There is a running joke among supposedly serious chaotes about the so-called internet kids, an eclectic and pop culture prone group of younger magickians who have recently become very visible on social media.
Suffering from some form of sour amnesia, these older practitioners seem to forget that a good chunk of their own generation were guilty of the very same excesses and grandstanding when they first realised that reality could be manipulated, albeit with a far smaller audience.
Interestingly, the origins of this recent wave of interest in occultism has its roots in a conjunction of attitude and technology, starting with an all too familiar rebellion that occurred many decades ago.
Unlike other mystical systems chaos magick carries a lot of cultural baggage.
While there are many stories to explain its sudden emergence, the movement is in part thought to be a byproduct of working class unemployment during the late 1970’s and early 1980’s.
While it embodies the anger and frustration of those UK based pioneers, it was less about mystical anarchy than a kneejerk reaction to a world where common folk lacked the resources to approach the occult in a strict 19th Century sense. Loose cliques and study groups soon emerged, each striving to remove the barriers to this most basic of human needs, but few ever achieved the reach those ideas deserved.
And then the internet happened.
In no time all the secrets of the unseen world were on display for free in one format or another as long as you knew where to look. At first the burgeoning builtin board culture offered enlightenment in dial up doses to anyone with a university library card, and while much of this proved to be little more than direct quotes from existing texts original ideas still seeped in occasionally.
Soon hosting services such as Angelfire and Geocities blinked dully into life, allowing those magickians with an understanding of HTML to share their insights free from the censure of the mass market publishing houses who once ran the show.
By the time MySpace and Vampire Freaks lumbered into view various generations of chaotes were struggling to solidify their hold what counterculture occultism should actually become.
PDF became the file of choice for those taking part in the numerous Digimobs that grew out of the proto-torrent scene, and everyone involved set to work scanning and sharing the contents of their bookshelves.
For a while at least the internet was the new Wild West, a space where copyright was irrelevant and the excesses of acid driven rave consciousness had given way to a more sober view that championed magick as the panacea for a dying zeitgeist.
Of course, this was not the way the story ended.
Anarchic online occultism was eventually ground under the wheels of the Facebook and Reddit revolution.
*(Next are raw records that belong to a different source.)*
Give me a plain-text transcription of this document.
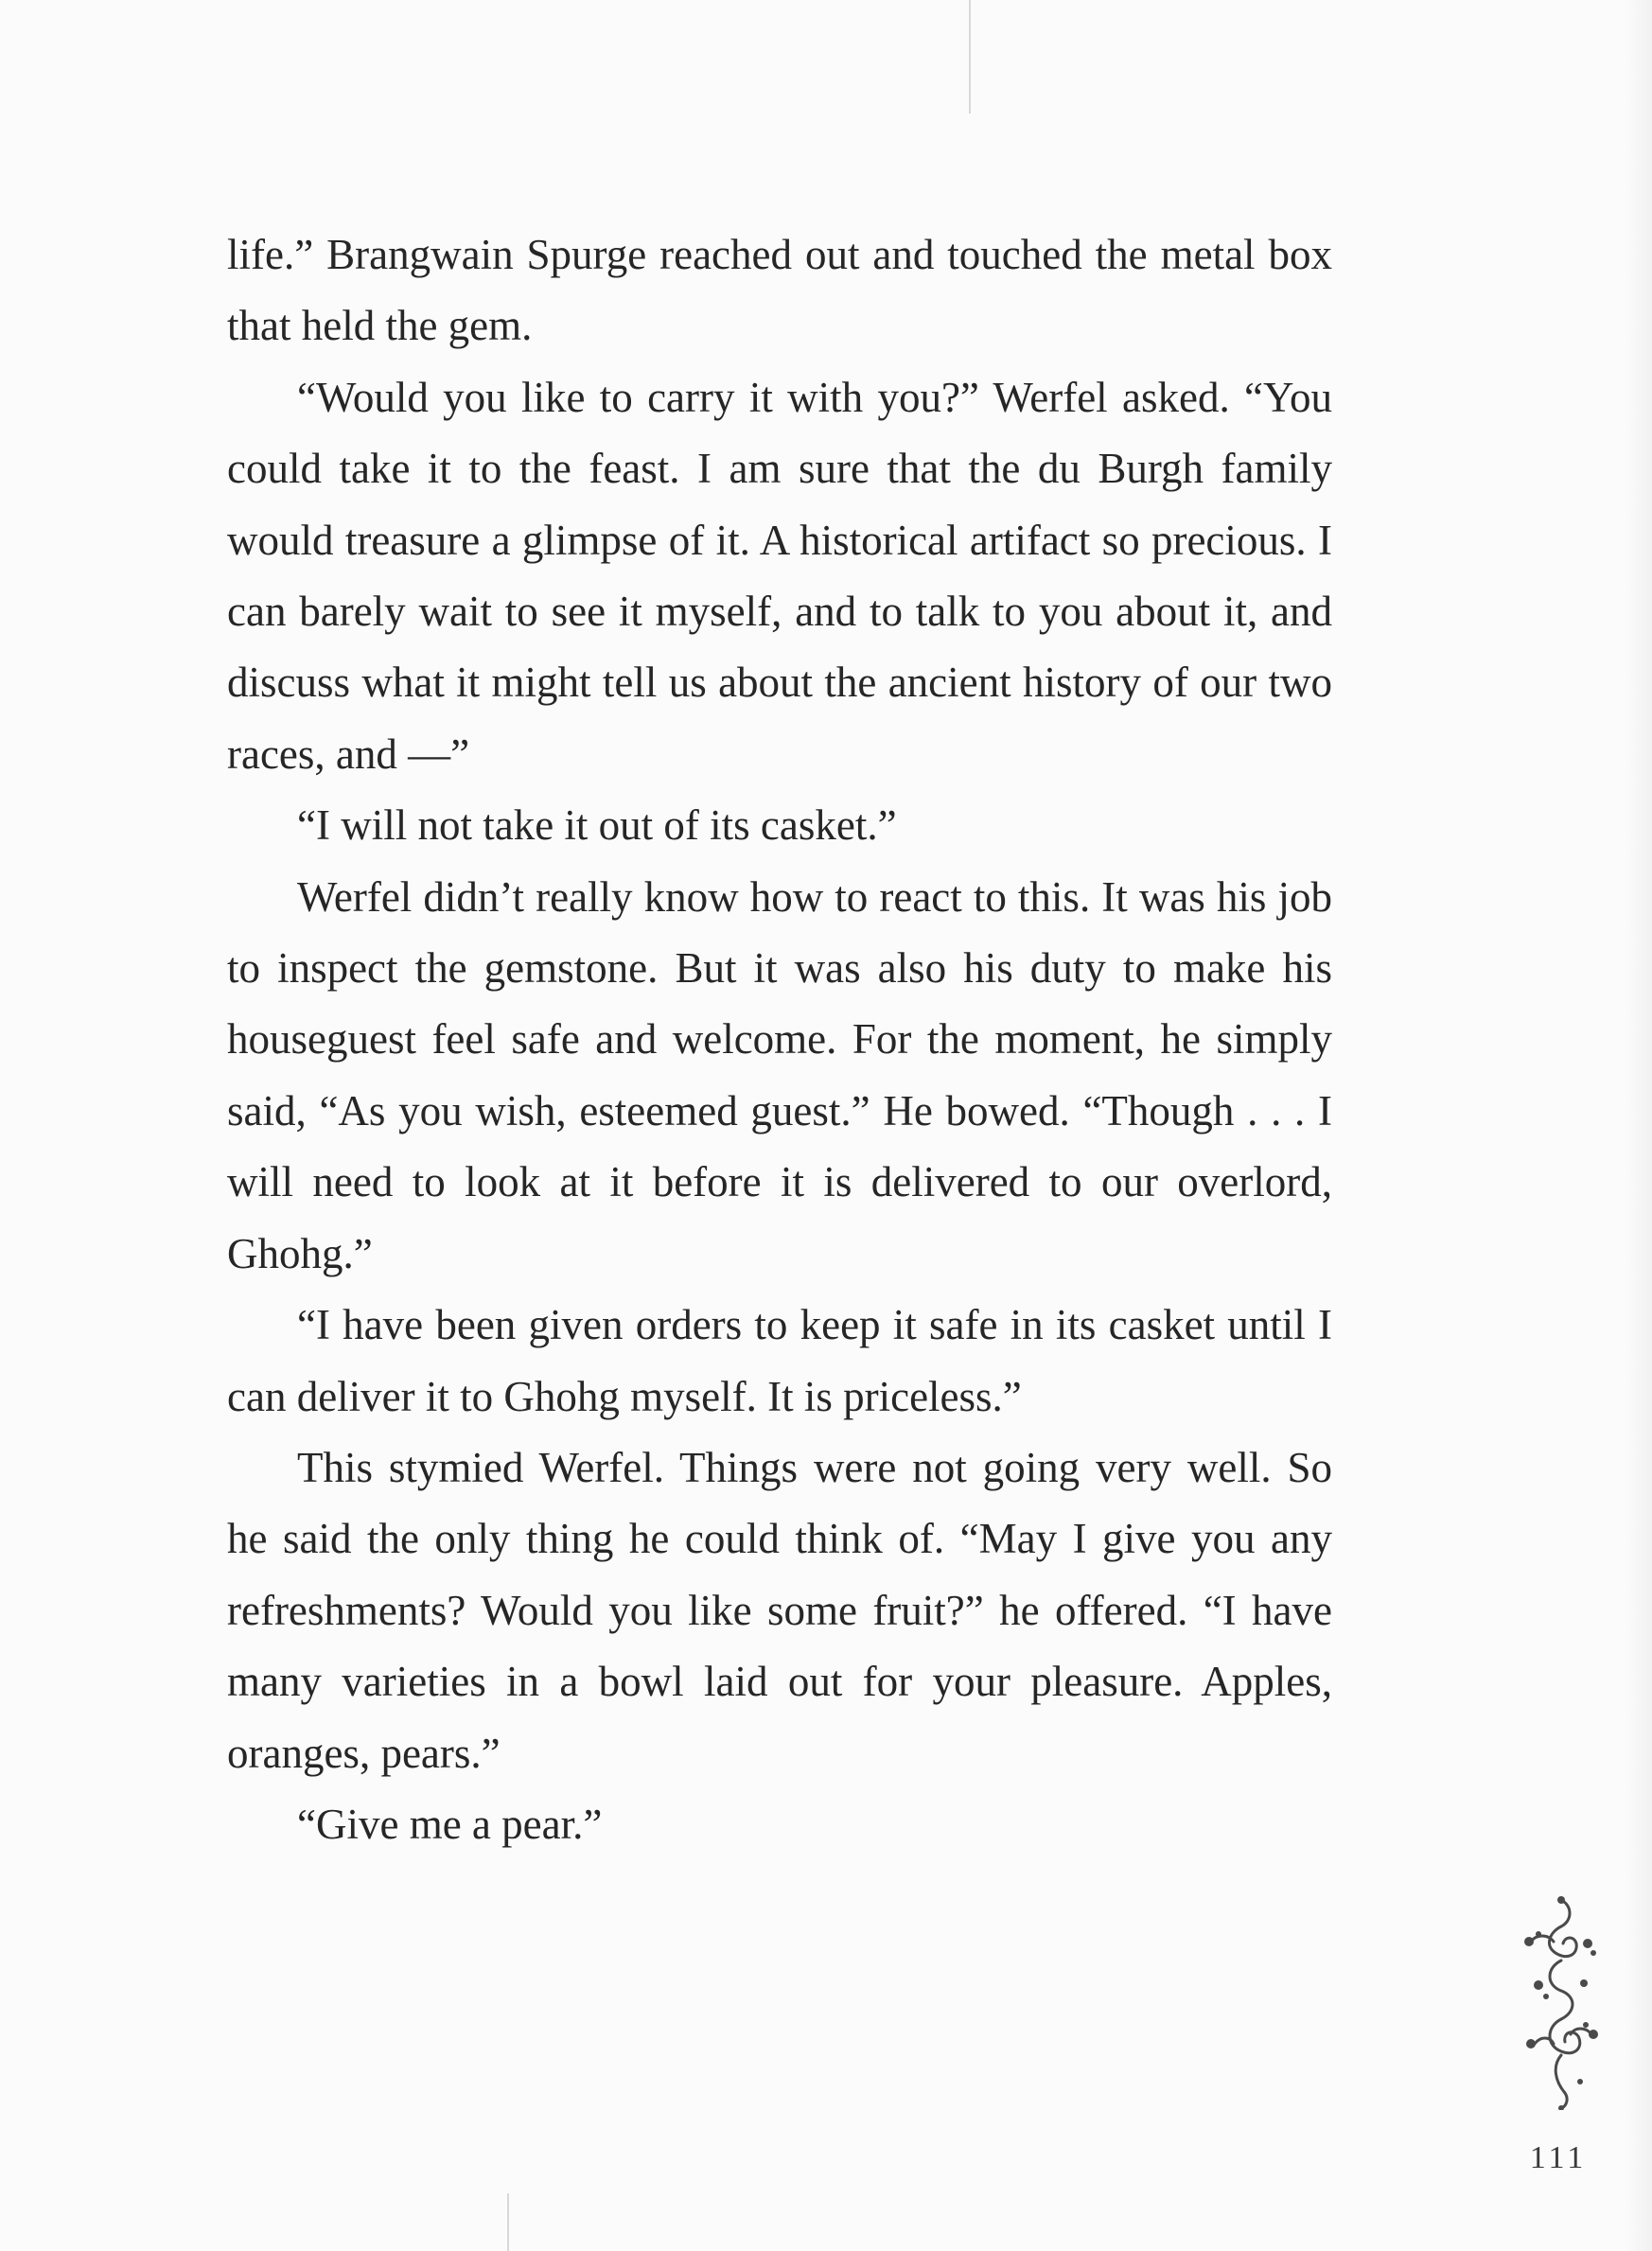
life.” Brangwain Spurge reached out and touched the metal box that held the gem.

“Would you like to carry it with you?” Werfel asked. “You could take it to the feast. I am sure that the du Burgh family would treasure a glimpse of it. A historical artifact so precious. I can barely wait to see it myself, and to talk to you about it, and discuss what it might tell us about the ancient history of our two races, and —”

“I will not take it out of its casket.”

Werfel didn’t really know how to react to this. It was his job to inspect the gemstone. But it was also his duty to make his houseguest feel safe and welcome. For the moment, he simply said, “As you wish, esteemed guest.” He bowed. “Though . . . I will need to look at it before it is delivered to our overlord, Ghohg.”

“I have been given orders to keep it safe in its casket until I can deliver it to Ghohg myself. It is priceless.”

This stymied Werfel. Things were not going very well. So he said the only thing he could think of. “May I give you any refreshments? Would you like some fruit?” he offered. “I have many varieties in a bowl laid out for your pleasure. Apples, oranges, pears.”

“Give me a pear.”

111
Dedicated corporatization of the internet saw both torrents and file sharing rendered all but illegal, while those who once took part in such activities closed ranks to protect what little knowledge they had amassed in the good old days before service providers decided to self censor.
Companies such as Google then realised just how much money could be made by selling customer attention to the highest bidder, and doubled down on curating the results they presented to further spread their monotone view of reality too.
Ultimately, despite the wide eyed optimism of technopagan prophets such as Eric Davis the revolution faltered. Yet even though the direct assault on mainstream culture which personified late 20th Century occultism never took hold, there was much to be harvested from the ruins of its ponderous war machine.
And here we find the internet kids digging for truth in the ersatz scraps of information left over from the last great blossoming of occult thought in Western society. Masterless, creative and unique, many do not even realise that they are the latest carriers of a Promethean fire that stretches all the way back to antiquity.
It is time for the older generations of chaotes to allow those just approaching magick as a discipline the right to be heard.
Indeed, the sneering derision for the next wave of younger magickians who ply their trade on Facebook and TikTok betrays a deep rooted desire to retain relevance in a counterculture that longer stands apart from the wider society at all.
People openly discuss their once hidden beliefs at coffee shops, within workplaces and even in the street. Television is awash with witches and warlocks, while YouTube groans under the weight of top ten lists which rehash the same old monsters for increasingly younger audiences.
Change is still needed, of course, but these efforts can now be attempted from the inside.
The Millennial chaotes may have lost the meme war but their children did what they could not and made the unreal acceptable. The ideas hashed out in those early study groups, scrawled on bulletin boards and pirated via PDF Digimobs continue to attract people who need to find hope as the shadows close in.
As such, if the internet kids are the new face of this post-millennial mysticism then it would not only fly in the face of the original ethos of chaos magick to sneer as they strive for enlightenment, but also be shameful not to assist them in manning trenches others have long abandoned.